Kommissionsbericht zeigte Probleme schon 2011
Ihre Behauptung, die EU hänge bei der Emissionskontrolle völlig von den Überwachungsbehörden der Mitgliedsstaaten ab, und die EU-Kommission habe nicht gewusst, dass die Automobilindustrie die Spielräume der völlig realitätsfernen Labortests nutzt, um den wahren Ausstoß von CO2 und Stickoxiden im Alltagsbetrieb zu kaschieren, entspricht nämlich nicht den Tatsachen.
Der niederländische EU-Parlamentarier Bas Eickhout hielt der Industriekommissarin einen vier Jahre alten Bericht der kommissionseigenen Forschungsstelle vor. Dieser Bericht zeigte bereits 2011, dass die faktischen Stickoxid-Emissionen nicht nur die Laborwerte um bis zu 400 Prozent überschritten, sondern auch die erlaubten Grenzwerte um das bis zu 14-fache.
Den ab 2020 verschärften Grenzwerten für den Ausstoß von Klimaschadstoffen und Stickoxiden hat die Autoindustrie auf der Grundlage der geschönten Emissionsergebnisse im Labortest zugestimmt. Wenn diese strengeren Abgasgrenzwerte nicht mehr durch die Hintertür der Labortests abgeschwächt werden können, haben Europas Autoproduzenten ein Problem.
Grenzwerte sollen auch bei neuer Testmethode gelten
Doch EU-Kommissarin Bienkowska besteht darauf, dass die neuen Grenzwerte auch dann gelten, wenn sich die Testbedingungen ändern und in Zukunft die Ergebnisse des sogenannten Real-Driving-Emission-Tests gelten, also der Schadstoffkontrolle im ganz realen Straßenverkehr.
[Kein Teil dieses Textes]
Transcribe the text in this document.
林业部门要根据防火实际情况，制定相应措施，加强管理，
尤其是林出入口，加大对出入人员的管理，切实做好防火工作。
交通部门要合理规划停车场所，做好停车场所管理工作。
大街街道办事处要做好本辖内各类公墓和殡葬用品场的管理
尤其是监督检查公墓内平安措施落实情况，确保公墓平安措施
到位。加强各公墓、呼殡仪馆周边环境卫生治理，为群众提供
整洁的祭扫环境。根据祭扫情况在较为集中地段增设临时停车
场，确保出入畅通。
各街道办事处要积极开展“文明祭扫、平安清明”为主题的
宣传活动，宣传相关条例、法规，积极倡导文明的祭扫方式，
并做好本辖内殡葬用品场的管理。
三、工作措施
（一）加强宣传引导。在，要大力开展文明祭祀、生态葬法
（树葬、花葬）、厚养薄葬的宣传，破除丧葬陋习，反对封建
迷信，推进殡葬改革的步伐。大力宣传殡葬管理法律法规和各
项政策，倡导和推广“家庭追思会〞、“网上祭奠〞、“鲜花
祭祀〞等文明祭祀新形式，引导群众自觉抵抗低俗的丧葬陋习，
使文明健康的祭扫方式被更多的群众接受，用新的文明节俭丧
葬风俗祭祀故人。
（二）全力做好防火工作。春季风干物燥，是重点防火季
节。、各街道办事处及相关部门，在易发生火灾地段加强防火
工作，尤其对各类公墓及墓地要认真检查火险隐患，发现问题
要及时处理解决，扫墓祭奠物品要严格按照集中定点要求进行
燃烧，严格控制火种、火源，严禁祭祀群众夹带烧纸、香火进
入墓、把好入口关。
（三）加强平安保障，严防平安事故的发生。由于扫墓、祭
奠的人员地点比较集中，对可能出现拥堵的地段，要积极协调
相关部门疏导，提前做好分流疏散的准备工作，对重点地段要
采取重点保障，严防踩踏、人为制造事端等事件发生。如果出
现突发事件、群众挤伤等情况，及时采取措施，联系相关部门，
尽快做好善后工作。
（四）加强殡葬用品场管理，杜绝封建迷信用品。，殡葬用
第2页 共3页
Zwar will die EU-Kommission der Autoindustrie einen vorübergehenden Toleranzspielraum gewähren. Doch die Autoindustrie fordert erlaubte Grenzwert-Abweichungen von mehr als 60 Prozent - und dazu ist Bienkowska nicht bereit. So schnell wie möglich müsse man die maximal erlaubten Abweichungen jetzt festlegen, fordert die EU-Kommissarin.
Sollte sich Bienkowska heute nicht gegenüber den Experten aus den EU-Verkehrsministerien durchsetzen, müssen später die Verkehrsminister entscheiden. Dann kommt es zu einer politischen Auseinandersetzung zwischen den Autoländern Deutschland, Frankreich , Italien und Spanien und der EU-Kommission.